A statement from the Public Prosecution said that the committee reported that the air-conditioning unit was intact along with all other devices in the room, and there was no gas leakage or any other poisonous and harmful gases.
The statement said that the Public Prosecution is awaiting the final report from Forensic Medicine on tests conducted from the victim’s samples.
A team from the prosecution inspected the scene earlier, ordering to summon any witnesses to the incident. The prosecution also ordered the Forensic Medicine to examine the bodies and discover the cause of death.
Preliminary reports from Forensic Medicine reported no signs of criminal violence or resistance, ruling out murder.

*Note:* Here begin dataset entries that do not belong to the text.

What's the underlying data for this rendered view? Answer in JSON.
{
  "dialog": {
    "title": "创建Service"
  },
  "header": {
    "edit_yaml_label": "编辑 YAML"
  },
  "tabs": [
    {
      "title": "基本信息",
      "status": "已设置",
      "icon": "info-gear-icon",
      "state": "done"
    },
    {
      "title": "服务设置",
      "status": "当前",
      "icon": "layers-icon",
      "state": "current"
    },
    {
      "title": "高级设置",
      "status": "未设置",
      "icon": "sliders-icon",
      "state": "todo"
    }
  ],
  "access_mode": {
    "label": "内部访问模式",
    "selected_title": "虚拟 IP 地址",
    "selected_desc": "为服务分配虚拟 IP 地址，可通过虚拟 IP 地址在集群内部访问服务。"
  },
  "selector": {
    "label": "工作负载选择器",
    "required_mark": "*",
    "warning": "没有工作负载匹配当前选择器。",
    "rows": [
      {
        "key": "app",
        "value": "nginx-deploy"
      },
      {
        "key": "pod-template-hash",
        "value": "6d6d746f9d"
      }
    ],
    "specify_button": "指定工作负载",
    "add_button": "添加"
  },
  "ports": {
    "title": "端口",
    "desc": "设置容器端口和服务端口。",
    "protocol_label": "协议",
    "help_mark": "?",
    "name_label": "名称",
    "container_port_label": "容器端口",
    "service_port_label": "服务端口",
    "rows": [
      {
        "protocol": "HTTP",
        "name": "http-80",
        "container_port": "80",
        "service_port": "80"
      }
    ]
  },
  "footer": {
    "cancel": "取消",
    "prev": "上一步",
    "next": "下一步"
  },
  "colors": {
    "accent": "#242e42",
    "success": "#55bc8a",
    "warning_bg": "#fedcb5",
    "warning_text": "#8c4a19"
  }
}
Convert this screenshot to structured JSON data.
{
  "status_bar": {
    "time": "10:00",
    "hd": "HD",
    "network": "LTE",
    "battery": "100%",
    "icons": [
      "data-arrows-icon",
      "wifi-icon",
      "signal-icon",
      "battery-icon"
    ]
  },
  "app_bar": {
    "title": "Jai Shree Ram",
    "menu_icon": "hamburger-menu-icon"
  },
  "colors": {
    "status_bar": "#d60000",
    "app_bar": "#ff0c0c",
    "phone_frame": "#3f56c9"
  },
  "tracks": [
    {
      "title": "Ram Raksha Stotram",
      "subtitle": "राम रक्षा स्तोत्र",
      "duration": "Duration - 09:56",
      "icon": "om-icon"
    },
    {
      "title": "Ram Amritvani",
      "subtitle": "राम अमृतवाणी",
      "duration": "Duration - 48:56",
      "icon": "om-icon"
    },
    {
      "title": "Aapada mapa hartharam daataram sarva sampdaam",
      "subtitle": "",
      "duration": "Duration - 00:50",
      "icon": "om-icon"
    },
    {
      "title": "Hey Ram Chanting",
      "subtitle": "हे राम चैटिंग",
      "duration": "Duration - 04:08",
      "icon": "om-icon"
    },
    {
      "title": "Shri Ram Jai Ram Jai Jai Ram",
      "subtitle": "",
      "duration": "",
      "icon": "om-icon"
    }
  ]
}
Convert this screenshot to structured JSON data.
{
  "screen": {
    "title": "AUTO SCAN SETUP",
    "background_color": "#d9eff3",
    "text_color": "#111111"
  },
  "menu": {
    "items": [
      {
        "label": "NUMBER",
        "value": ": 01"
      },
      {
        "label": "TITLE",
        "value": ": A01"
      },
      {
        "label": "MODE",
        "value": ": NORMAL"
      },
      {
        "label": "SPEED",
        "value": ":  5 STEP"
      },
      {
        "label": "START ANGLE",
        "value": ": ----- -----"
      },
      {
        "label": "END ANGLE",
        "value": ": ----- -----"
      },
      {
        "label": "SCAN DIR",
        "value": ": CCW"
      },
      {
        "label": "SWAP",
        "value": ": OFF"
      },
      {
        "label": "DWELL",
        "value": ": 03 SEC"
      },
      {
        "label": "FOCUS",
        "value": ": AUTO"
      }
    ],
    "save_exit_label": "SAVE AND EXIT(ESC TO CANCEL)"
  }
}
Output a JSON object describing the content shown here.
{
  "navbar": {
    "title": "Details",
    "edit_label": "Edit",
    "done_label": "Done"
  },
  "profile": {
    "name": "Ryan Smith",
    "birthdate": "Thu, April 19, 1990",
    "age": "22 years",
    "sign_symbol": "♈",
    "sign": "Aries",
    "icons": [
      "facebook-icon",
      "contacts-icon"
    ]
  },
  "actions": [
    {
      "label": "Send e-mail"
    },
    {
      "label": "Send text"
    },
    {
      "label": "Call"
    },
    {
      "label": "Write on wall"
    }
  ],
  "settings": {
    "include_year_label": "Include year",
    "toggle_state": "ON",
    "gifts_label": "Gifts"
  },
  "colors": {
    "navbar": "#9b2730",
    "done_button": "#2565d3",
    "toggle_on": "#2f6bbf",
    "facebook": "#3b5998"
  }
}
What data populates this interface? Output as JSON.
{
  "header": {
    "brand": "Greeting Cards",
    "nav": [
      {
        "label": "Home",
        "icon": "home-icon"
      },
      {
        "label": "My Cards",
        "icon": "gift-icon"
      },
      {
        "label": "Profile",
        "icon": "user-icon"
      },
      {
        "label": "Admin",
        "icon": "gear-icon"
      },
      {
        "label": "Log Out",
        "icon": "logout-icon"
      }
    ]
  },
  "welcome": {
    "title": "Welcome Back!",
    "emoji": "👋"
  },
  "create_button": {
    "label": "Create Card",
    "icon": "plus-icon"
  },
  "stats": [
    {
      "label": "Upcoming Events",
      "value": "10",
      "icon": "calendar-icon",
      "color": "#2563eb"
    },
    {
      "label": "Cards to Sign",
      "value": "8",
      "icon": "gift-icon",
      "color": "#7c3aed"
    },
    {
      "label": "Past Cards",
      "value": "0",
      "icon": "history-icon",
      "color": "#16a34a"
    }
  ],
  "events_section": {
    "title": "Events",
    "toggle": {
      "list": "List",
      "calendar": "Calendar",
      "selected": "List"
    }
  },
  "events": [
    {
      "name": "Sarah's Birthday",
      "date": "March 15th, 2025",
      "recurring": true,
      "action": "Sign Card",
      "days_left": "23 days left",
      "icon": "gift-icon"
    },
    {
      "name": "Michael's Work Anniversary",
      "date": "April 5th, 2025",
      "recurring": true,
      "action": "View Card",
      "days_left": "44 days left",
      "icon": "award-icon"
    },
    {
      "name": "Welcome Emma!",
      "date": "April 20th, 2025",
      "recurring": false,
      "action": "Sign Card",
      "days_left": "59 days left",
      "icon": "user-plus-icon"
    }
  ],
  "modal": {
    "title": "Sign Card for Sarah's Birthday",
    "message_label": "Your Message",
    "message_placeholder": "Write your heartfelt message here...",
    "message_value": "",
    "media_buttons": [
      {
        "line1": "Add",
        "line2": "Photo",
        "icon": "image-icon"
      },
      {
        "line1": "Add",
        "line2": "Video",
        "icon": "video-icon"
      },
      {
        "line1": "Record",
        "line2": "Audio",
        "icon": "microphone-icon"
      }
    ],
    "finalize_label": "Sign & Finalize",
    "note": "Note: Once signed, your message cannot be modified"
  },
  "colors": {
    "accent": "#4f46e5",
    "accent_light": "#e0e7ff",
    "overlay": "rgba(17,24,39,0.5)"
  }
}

Egypt’s Tourism Ministry announced coordinating with the Red Sea governorate, police, and the British tourism company Thomas Cook, which organized victim’s trip, and are all following the situation closely.
The couple, John and Susan Cooper, was found dead on Tuesday in their hotel room, with fears they that they had suffered Carbon Monoxide poisoning from their room’s faulty air-conditioning unit.
More guests have begun to fall ill following the death of the couple.
Thomas Cook evacuated 300 tourists from the Hurghada hotel where John and Susan Cooper died.
Thomas Cook described the mass evacuation as a “precautionary measure” that it found necessary after being informed of a “raised level of illness amongst guests”.
On the other hand, some have raised the possibility of food poisoning.
They include fellow hotel guest 44-year-old Alison Cope, from Moseley, Birmingham, who told the Daily Mail the food in the hotel was “disgusting.”